Engel Burma Sanctions Bill Clears Foreign Affairs Committee
WASHINGTON—Today, the House Committee on Foreign Affairs unanimously approved Ranking Member Eliot L. Engel’s legislation to hold accountable those responsible for the ongoing violence against the Rohingya people in Burma. The BURMA Act, which Representative Engel introduced earlier this week along with a bipartisan group of 66 cosponsors, would authorize tough financial sanctions and visa bans against military and security forces involved in abuses of the Rohingya, the Kachin, and other ethnic groups that have endured decades of violence and suffering at the hands of military authorities in Burma.
“The Rohingya crisis is man-made. It is ethnic cleansing, many believe it is genocide. Nothing has been done to hold perpetrators accountable. The Burmese civilian government has become more closed, not more open, since this tragedy. And meanwhile the Trump Administration seems reticent to hold perpetrators accountable and publicly call for justice,” said Rep. Engel at today’s markup of the legislation. “That’s unacceptable. It’s a betrayal of our values. When we see this sort of abuse, there must be consequences.”
In Depth: The BURMA Act
- Provide authorities to carry out financial sanctions and visa bans against military and security forces complicit in abuses of the Rohinyga, the Kachin, the Chin, the Karen, and other ethnic groups.
- Limit American military engagement with Burma’s military until evidence of significant progress on accountability, civilian control, and adherence to human rights.
- Encourage civil society and civilian government reform efforts in Burma’s gemstone sector by developing a “white list” of entities in Burma that do meet international standards on transparency, human rights, and environmental protection.

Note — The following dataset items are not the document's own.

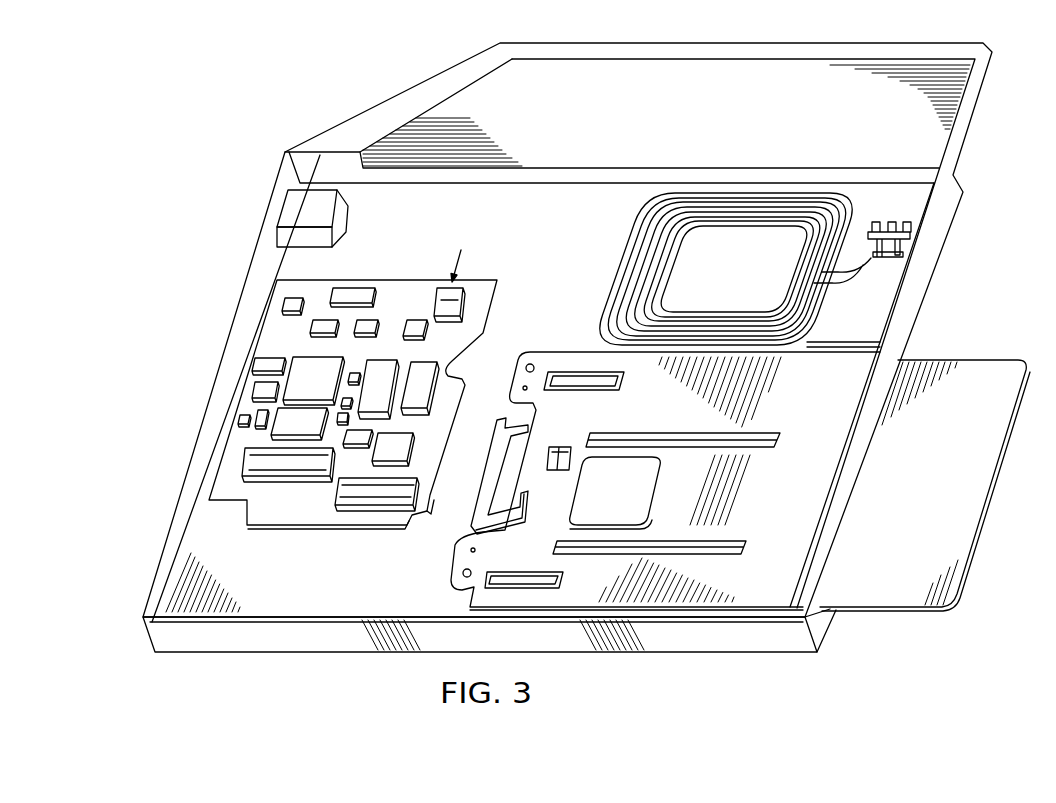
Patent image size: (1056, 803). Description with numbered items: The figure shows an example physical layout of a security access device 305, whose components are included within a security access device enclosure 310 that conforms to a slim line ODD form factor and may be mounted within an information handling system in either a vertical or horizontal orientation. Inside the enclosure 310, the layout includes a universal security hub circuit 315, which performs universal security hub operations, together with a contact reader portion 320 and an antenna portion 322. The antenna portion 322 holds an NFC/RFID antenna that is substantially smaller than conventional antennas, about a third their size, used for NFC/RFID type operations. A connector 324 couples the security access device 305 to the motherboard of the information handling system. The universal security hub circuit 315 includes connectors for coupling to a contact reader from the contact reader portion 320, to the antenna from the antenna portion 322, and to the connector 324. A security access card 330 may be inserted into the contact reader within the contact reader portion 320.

The security access device 305 is at (357, 82).
The security access device enclosure 310 is at (970, 107).
The universal security hub circuit 315 is at (327, 512).
The contact reader portion 320 is at (770, 597).
The antenna portion 322 is at (650, 203).
The connector 324 is at (290, 210).
The security access card 330 is at (973, 370).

- Require a determination from the Secretary of State on what has occurred beyond ethnic cleansing, such as crimes against humanity or genocide, and report to Congress on those findings.
- Call on the civilian government of Burma to do what is in its power to help stop this crisis, such as reforming the 1982 citizenship law that would restore rights to many of the Rohingya who were disenfranchised.